The Asian powerhouse is expected to have a GDP per capita, adjusted for purchasing power, equal to $ 25,307 in 2025. This will take it beyond Argentina, one of the richest countries in the world there. a century and now plunged into debt and currency crises.
Jim O’Neill, former head of global economic research at Goldman Sachs Inc., which coined the acronym BRIC for Brazil, Russia, India and China in 2001, says the bloc “could collectively become more bigger than the G-7 countries ”in the 2030s, in reference to the Group of Seven richest nations. “It’s almost exclusively because of China and, to a lesser extent, India,” he says.
There are many other noteworthy findings in the data, which show big jumps, especially among countries in Eastern Europe and Asia.
Turkmenistan is expected to be the only country to climb higher in the rankings than China, with 58 places. There are also big wins for Armenia, Georgia, Vietnam and Bangladesh.
Overall, developing countries in Asia will see their GDP per capita increase six-fold over the period. In contrast, Latin America and the Caribbean, the Middle East and Central Asia are not even expected to double their income.
Among the G-7 economies, the average GDP per capita rose from $ 31,471 to $ 64,582 expected in 2025. Italy is the only member that is expected to drop sharply in the rankings, from 35th to 21st place .
The United States has generally maintained its position in the world. It ranked 11th in 2000, with a GDP per capita of $ 36,318, and is expected to drop to 9th. But its neighbors have fared less well. Canada is expected to drop six places to 24th place and Mexico is one of the biggest losers of the period, dropping 26 places to 77th place by 2025.
In general, the economies of Latin America and the Caribbean have lagged behind over the past quarter century. They are also among the hardest hit by Covid-19 this year, with GDP per capita expected to decline in all economies in the region except Guyana.

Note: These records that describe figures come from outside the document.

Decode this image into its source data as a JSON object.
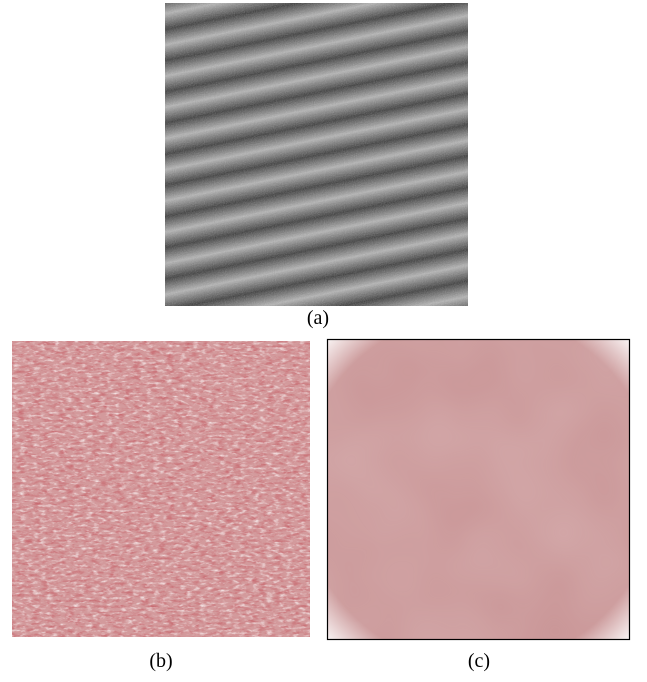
{
  "figure": {
    "panels": [
      {
        "label": "(a)"
      },
      {
        "label": "(b)"
      },
      {
        "label": "(c)"
      }
    ]
  }
}
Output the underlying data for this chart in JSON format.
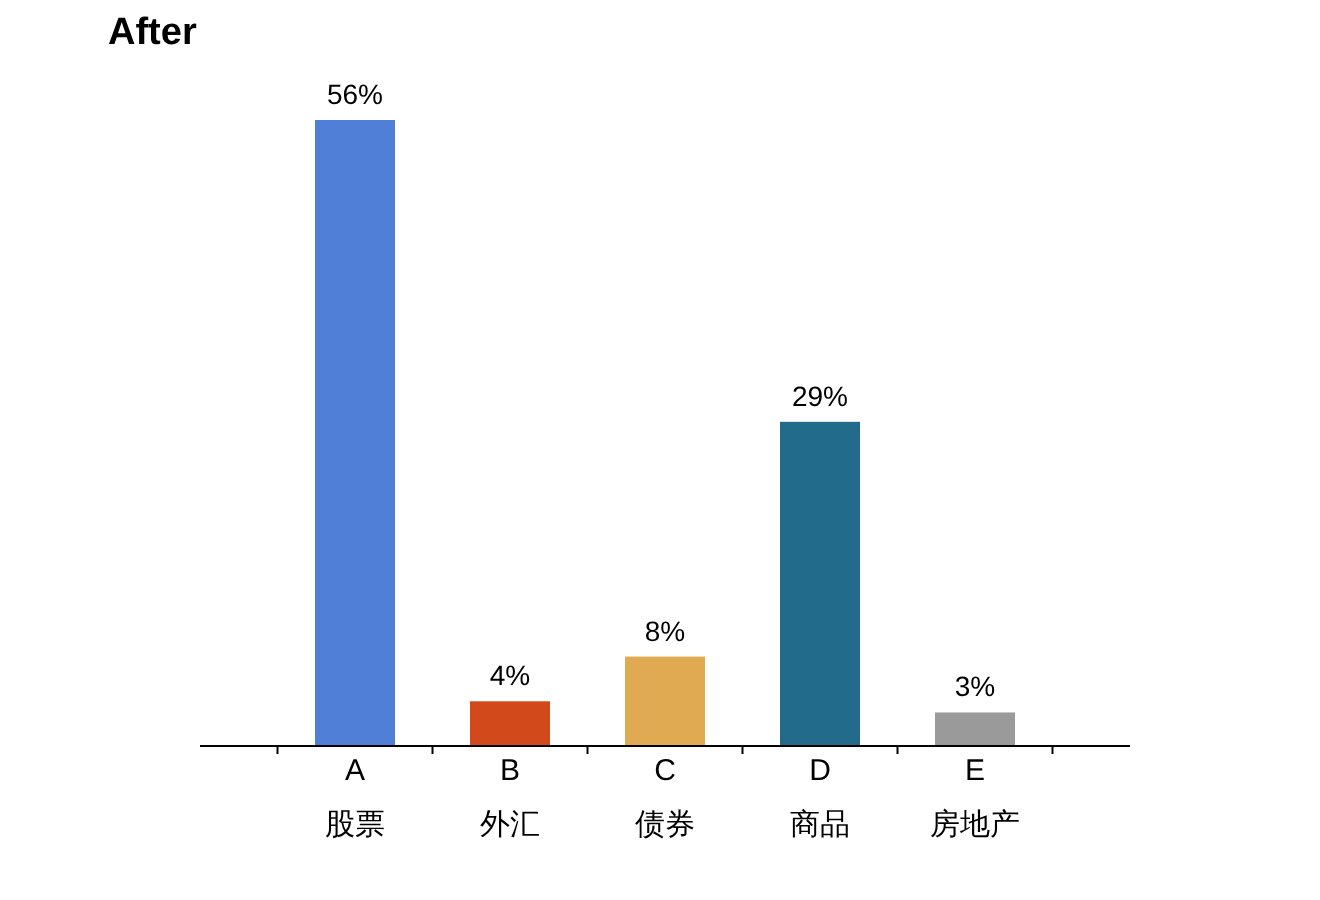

In Venezuela, things got so bad that the IMF did not even attempt to make a forecast – but by 2019, the country’s residents had already seen GDP per capita drop 36% from 2000.
Haiti has not recovered from the devastating earthquake of 10 years ago, despite billions of dollars in aid. It is expected to rank 183rd out of 191 countries measured in 2025 – up from 159th in 2000, and the lowest ranked country in the Western Hemisphere.
The countries of the Persian Gulf, among the richest in the world at the turn of the century, have lost ground with the fall in the price of oil. Bahrain, Kuwait, Oman and Saudi Arabia all rise to the top 20 in the world as living standards stagnate or decline.
Others in the region have been devastated by war and political turmoil. Libya, Syria and Yemen saw steep declines. In Lebanon, the situation is so dire that the IMF expects a 25% contraction in GDP this year alone. The woes of the Middle East are reflected in the fact that the five countries that IMF projections will have lower per capita incomes in 2025 than at the turn of the century are in the region.
Sub-Saharan Africa continues to lag behind the global economy, although there are some bright spots. While only Seychelles and Gabon had a GDP per capita above $ 10,000 in 2000, by 2025 six more economies are expected to reach or exceed that level.
The increase in living standards is most spectacular in Asia.
In China, GDP per capita nearly doubled from 2000 to 2006, did so again before 2013, and is expected to double again by 2024 – an annualized growth rate of 9.1% over a 25-year period.
The Asian city-states of Macao and Singapore are expected to rank among the world’s top three riches, joining Luxembourg. Singapore’s per capita GDP, which exceeded that of the United States in 2006, is expected to reach $ 115,445 by 2025 by the IMF.
In the year 2020 of the coronavirus, the IMF expects only four of the world’s 50 largest economies to achieve an increase in per capita GDP, with Vietnam, Taiwan and Egypt joining China.
Most of the others bounce back pretty quickly. The five countries with the highest number of Covid-19-related deaths – the United States, Brazil, India, Mexico and the United Kingdom – are all expected to post strong rebounds. However, during the pandemic, they will have lost more ground to the benefit of China.
“Chinese companies have not only reported the greatest success to date in recovering production lost by Covid-19, but also plan to achieve the fastest full recovery,” said Chris Williamson, economist at IHS Markit. “American companies come second.”